On Thursday the House of Representatives passed the Tax Cuts and Jobs Bill by a surprisingly decent margin of 227-205, and for a day at least investors cheered.
The Dow Jones Industrial Average gained 187 points Thursday while the S&P 500 tacked on 21 points as investors celebrated the long-awaited milestone. Senate Majority Leader Mitch McConnell promised to put that body’s version of the legislation up for a vote after Thanksgiving.
The plan would permanently slash corporate tax rates to 20% from the current 35%; reduce the number of tax brackets; eliminate personal exemptions while doubling the standard deduction and child tax credit; cut rates for some “pass-through” businesses, and end the alternative minimum tax and phase out the estate tax.
To recoup enough projected revenue losses to get the bill through the Senate, the House plan ends deductibility of state and local income taxes and caps the amount taxpayers can deduct for medical expenses, mortgage interest, and property taxes.
But the big deal here for investors (and big political donors, who pushed Republican congressmen hard on this bill) is the corporate tax cut, which was on a percentage basis the largest we’ve ever seen.
Here’s why so much is riding on it.
A big cut in the statutory rate (which few companies actually pay), as well as an even lower tax rate on earnings multinationals repatriate (or bring back) to the U.S., would be a huge boost for corporate profits.
You might think companies don’t need the help—corporate profits already are near their all-time highs above $1.8 trillion in the first quarter, according to the Commerce Department. But markets look to the future, and so do CEOs, more than half of whose compensation is tied to their company’s stock performance.

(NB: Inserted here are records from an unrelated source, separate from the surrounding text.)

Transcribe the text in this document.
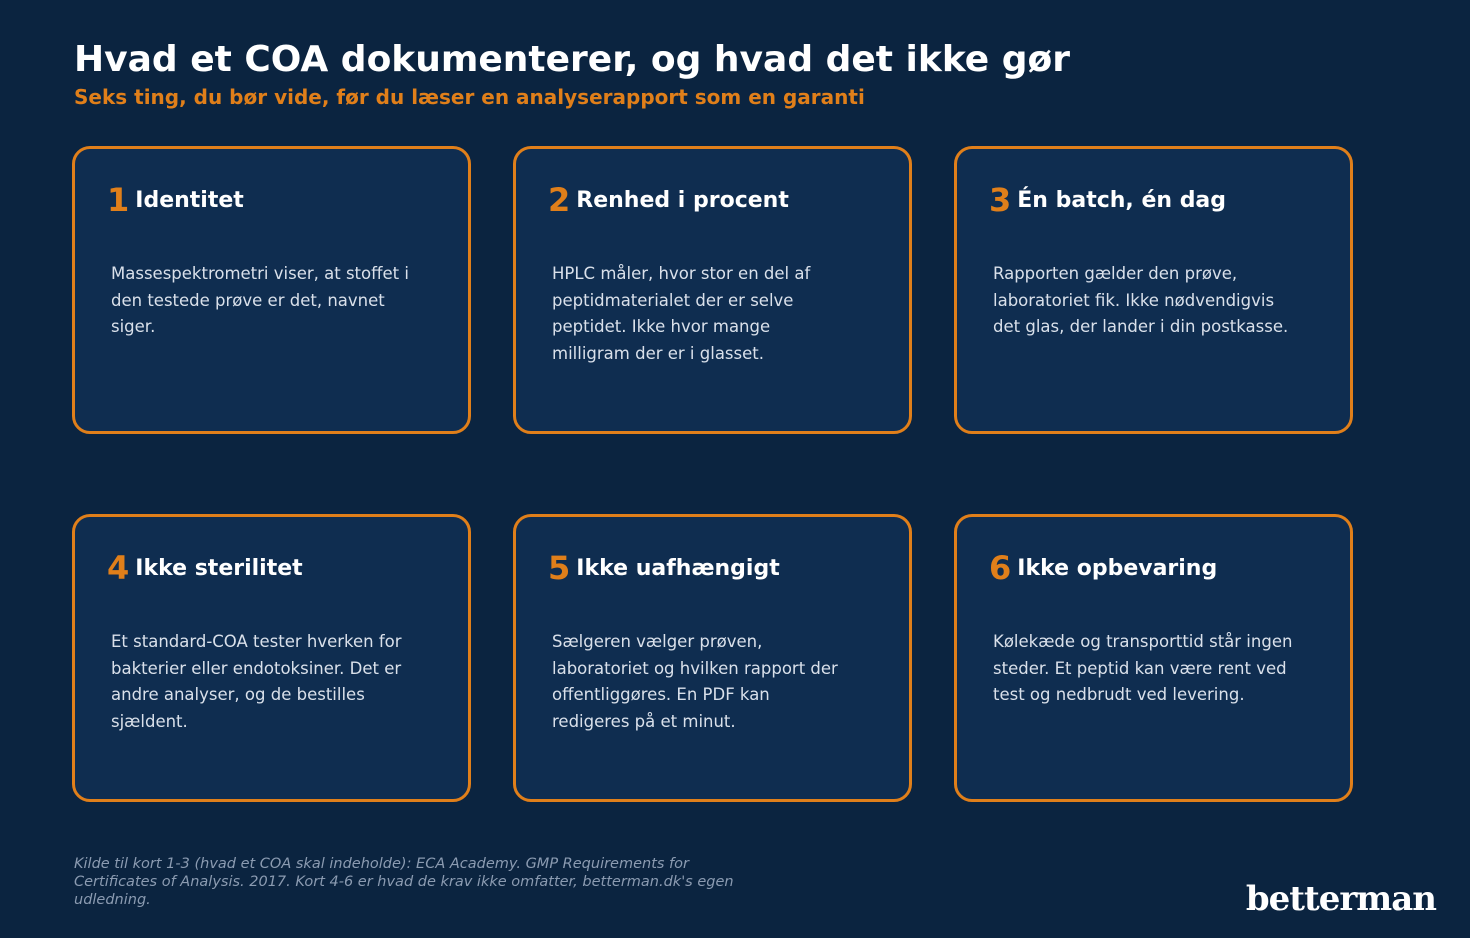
Hvad et COA dokumenterer, og hvad det ikke gør
Seks ting, du bør vide, før du læser en analyserapport som en garanti
1 Identitet

Massespektrometri viser, at stoffet i den testede prøve er det, navnet siger.

2 Renhed i procent

HPLC måler, hvor stor en del af peptidmaterialet der er selve peptidet. Ikke hvor mange milligram der er i glasset.

3 Én batch, én dag

Rapporten gælder den prøve, laboratoriet fik. Ikke nødvendigvis det glas, der lander i din postkasse.

4 Ikke sterilitet

Et standard-COA tester hverken for bakterier eller endotoksiner. Det er andre analyser, og de bestilles sjældent.

5 Ikke uafhængigt

Sælgeren vælger prøven, laboratoriet og hvilken rapport der offentliggøres. En PDF kan redigeres på et minut.

6 Ikke opbevaring

Kølekæde og transporttid står ingen steder. Et peptid kan være rent ved test og nedbrudt ved levering.

Kilde til kort 1-3 (hvad et COA skal indeholde): ECA Academy. GMP Requirements for Certificates of Analysis. 2017. Kort 4-6 er hvad de krav ikke omfatter, betterman.dk's egen udledning.	betterman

The rationale for this, of course, is that if companies make more profits and bring all that money back from overseas, they’ll add more jobs and pay higher wages in the good old USA.
That may be lawmakers’ incentive, but it’s not corporate CEOs’. The shareholder value movement has made sure—through proxy fights and the aforementioned compensation schemes—that executives are solely devoted to increasing shareholders’ wealth, and everything else is incidental.

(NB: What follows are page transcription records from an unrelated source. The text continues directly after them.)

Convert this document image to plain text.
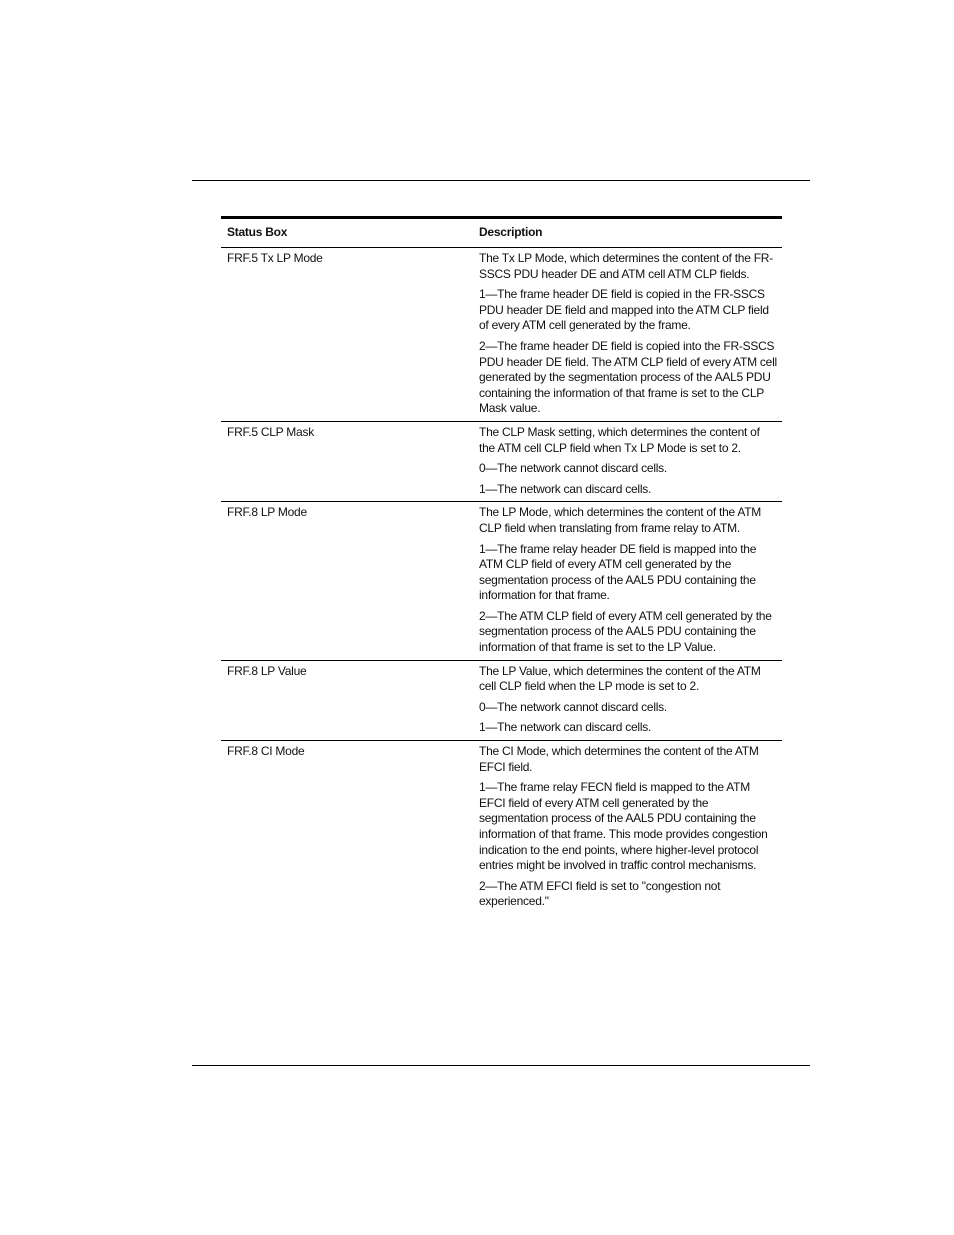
Status Box	Description
FRF.5 Tx LP Mode	The Tx LP Mode, which determines the content of the FR-SSCS PDU header DE and ATM cell ATM CLP fields.

1—The frame header DE field is copied in the FR-SSCS PDU header DE field and mapped into the ATM CLP field of every ATM cell generated by the frame.

2—The frame header DE field is copied into the FR-SSCS PDU header DE field. The ATM CLP field of every ATM cell generated by the segmentation process of the AAL5 PDU containing the information of that frame is set to the CLP Mask value.

FRF.5 CLP Mask	The CLP Mask setting, which determines the content of the ATM cell CLP field when Tx LP Mode is set to 2.

0—The network cannot discard cells.

1—The network can discard cells.

FRF.8 LP Mode	The LP Mode, which determines the content of the ATM CLP field when translating from frame relay to ATM.

1—The frame relay header DE field is mapped into the ATM CLP field of every ATM cell generated by the segmentation process of the AAL5 PDU containing the information for that frame.

2—The ATM CLP field of every ATM cell generated by the segmentation process of the AAL5 PDU containing the information of that frame is set to the LP Value.

FRF.8 LP Value	The LP Value, which determines the content of the ATM cell CLP field when the LP mode is set to 2.

0—The network cannot discard cells.

1—The network can discard cells.

FRF.8 CI Mode	The CI Mode, which determines the content of the ATM EFCI field.

1—The frame relay FECN field is mapped to the ATM EFCI field of every ATM cell generated by the segmentation process of the AAL5 PDU containing the information of that frame. This mode provides congestion indication to the end points, where higher-level protocol entries might be involved in traffic control mechanisms.

2—The ATM EFCI field is set to "congestion not experienced."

That’s why the last time Congress passed a bill that allowed companies to repatriate earnings at lower tax rates, those same companies gave 92 cents of every dollar they brought home to shareholders through dividend hikes and share buybacks.
As the economy gains steam, both here and overseas, consumer demand should pick up, too. The big, fat tax cuts should cause billions of dollars to flow to companies’ bottom line and reward investors for some time.
That’s why stocks are up more than 30% since the election. We don’t know if that will continue or if at some point investors will sell on the news.
GoldenEgg Investing will not publish an update next Friday because of the holiday weekend. We wish you all a happy Thanksgiving!